Perform the following operations to locate the fault:

  1. Checking Whether the Dependency Package Is Available
  2. Checking Whether the Dependency Package Path Can Be Detected
  3. Checking Whether the Selected Resource Flavor Is Correct
  4. Summary and Suggestions

Checking Whether the Dependency Package Is Available

If the dependency package is unavailable, use either of the following methods to install it:

In method 1, the dependency package can be downloaded and installed before the training job is started. In method 2, the dependency package is downloaded and installed during the running of the boot file.

Checking Whether the Dependency Package Path Can Be Detected

Before executing code locally, add project_dir to PYTHONPATH or install project_dir in site-package. ModelArts enables you to add project_dir to sys.path to resolve this issue.

Run from module_dir import module_file to import a package. The code structure is as follows:

project_dir
|- main.py
|- module_dir
|  |- __init__.py
|  |- module_file.py

Checking Whether the Selected Resource Flavor Is Correct

Error message "No module named npu_bridge.npu_init" is displayed for a training job.

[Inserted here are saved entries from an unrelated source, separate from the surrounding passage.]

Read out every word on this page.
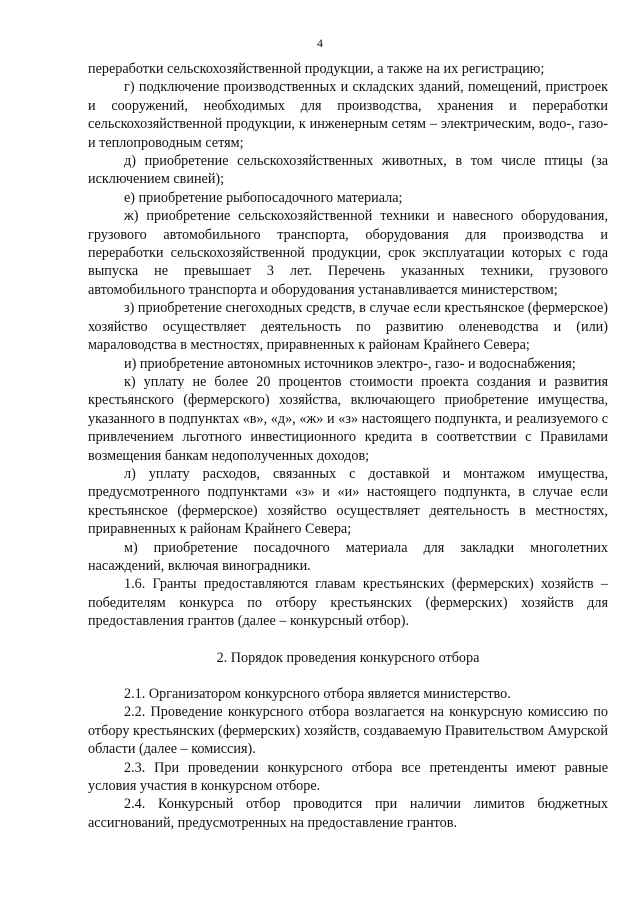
4

переработки сельскохозяйственной продукции, а также на их регистрацию;

г) подключение производственных и складских зданий, помещений, пристроек и сооружений, необходимых для производства, хранения и переработки сельскохозяйственной продукции, к инженерным сетям – электрическим, водо-, газо- и теплопроводным сетям;

д) приобретение сельскохозяйственных животных, в том числе птицы (за исключением свиней);

е) приобретение рыбопосадочного материала;

ж) приобретение сельскохозяйственной техники и навесного оборудования, грузового автомобильного транспорта, оборудования для производства и переработки сельскохозяйственной продукции, срок эксплуатации которых с года выпуска не превышает 3 лет. Перечень указанных техники, грузового автомобильного транспорта и оборудования устанавливается министерством;

з) приобретение снегоходных средств, в случае если крестьянское (фермерское) хозяйство осуществляет деятельность по развитию оленеводства и (или) мараловодства в местностях, приравненных к районам Крайнего Севера;

и) приобретение автономных источников электро-, газо- и водоснабжения;

к) уплату не более 20 процентов стоимости проекта создания и развития крестьянского (фермерского) хозяйства, включающего приобретение имущества, указанного в подпунктах «в», «д», «ж» и «з» настоящего подпункта, и реализуемого с привлечением льготного инвестиционного кредита в соответствии с Правилами возмещения банкам недополученных доходов;

л) уплату расходов, связанных с доставкой и монтажом имущества, предусмотренного подпунктами «з» и «и» настоящего подпункта, в случае если крестьянское (фермерское) хозяйство осуществляет деятельность в местностях, приравненных к районам Крайнего Севера;

м) приобретение посадочного материала для закладки многолетних насаждений, включая виноградники.

1.6. Гранты предоставляются главам крестьянских (фермерских) хозяйств – победителям конкурса по отбору крестьянских (фермерских) хозяйств для предоставления грантов (далее – конкурсный отбор).

2. Порядок проведения конкурсного отбора

2.1. Организатором конкурсного отбора является министерство.

2.2. Проведение конкурсного отбора возлагается на конкурсную комиссию по отбору крестьянских (фермерских) хозяйств, создаваемую Правительством Амурской области (далее – комиссия).

2.3. При проведении конкурсного отбора все претенденты имеют равные условия участия в конкурсном отборе.

2.4. Конкурсный отбор проводится при наличии лимитов бюджетных ассигнований, предусмотренных на предоставление грантов.
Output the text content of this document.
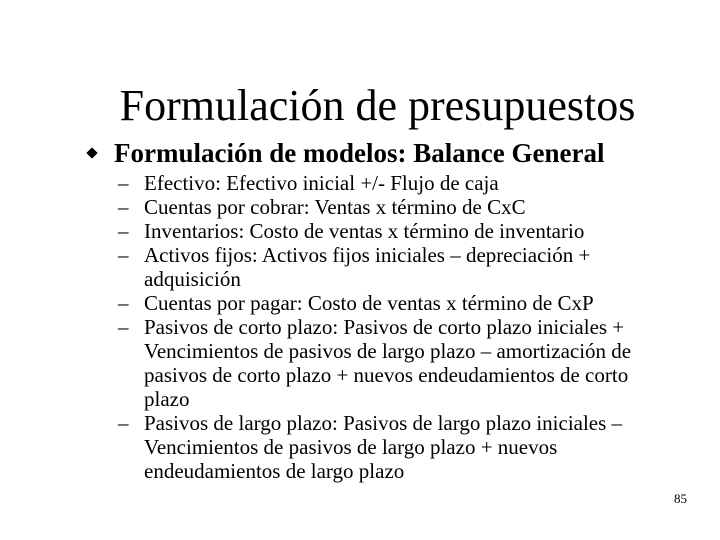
Formulación de presupuestos
Formulación de modelos: Balance General
– Efectivo: Efectivo inicial +/- Flujo de caja
– Cuentas por cobrar: Ventas x término de CxC
– Inventarios: Costo de ventas x término de inventario
– Activos fijos: Activos fijos iniciales – depreciación + adquisición
– Cuentas por pagar: Costo de ventas x término de CxP
– Pasivos de corto plazo: Pasivos de corto plazo iniciales + Vencimientos de pasivos de largo plazo – amortización de pasivos de corto plazo + nuevos endeudamientos de corto plazo
– Pasivos de largo plazo: Pasivos de largo plazo iniciales – Vencimientos de pasivos de largo plazo + nuevos endeudamientos de largo plazo
85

from npu_bridge.npu_init import *
ImportError: No module named npu_bridge.npu_init

Check whether the flavor used by the training job supports NPUs. The possible cause is that the job selected a non-NPU flavor, for example, a GPU flavor. As a result, an error occurs when NPUs are used.

Summary and Suggestions

Before creating a training job, use the ModelArts development environment to debug the training code to maximally eliminate errors in code migration.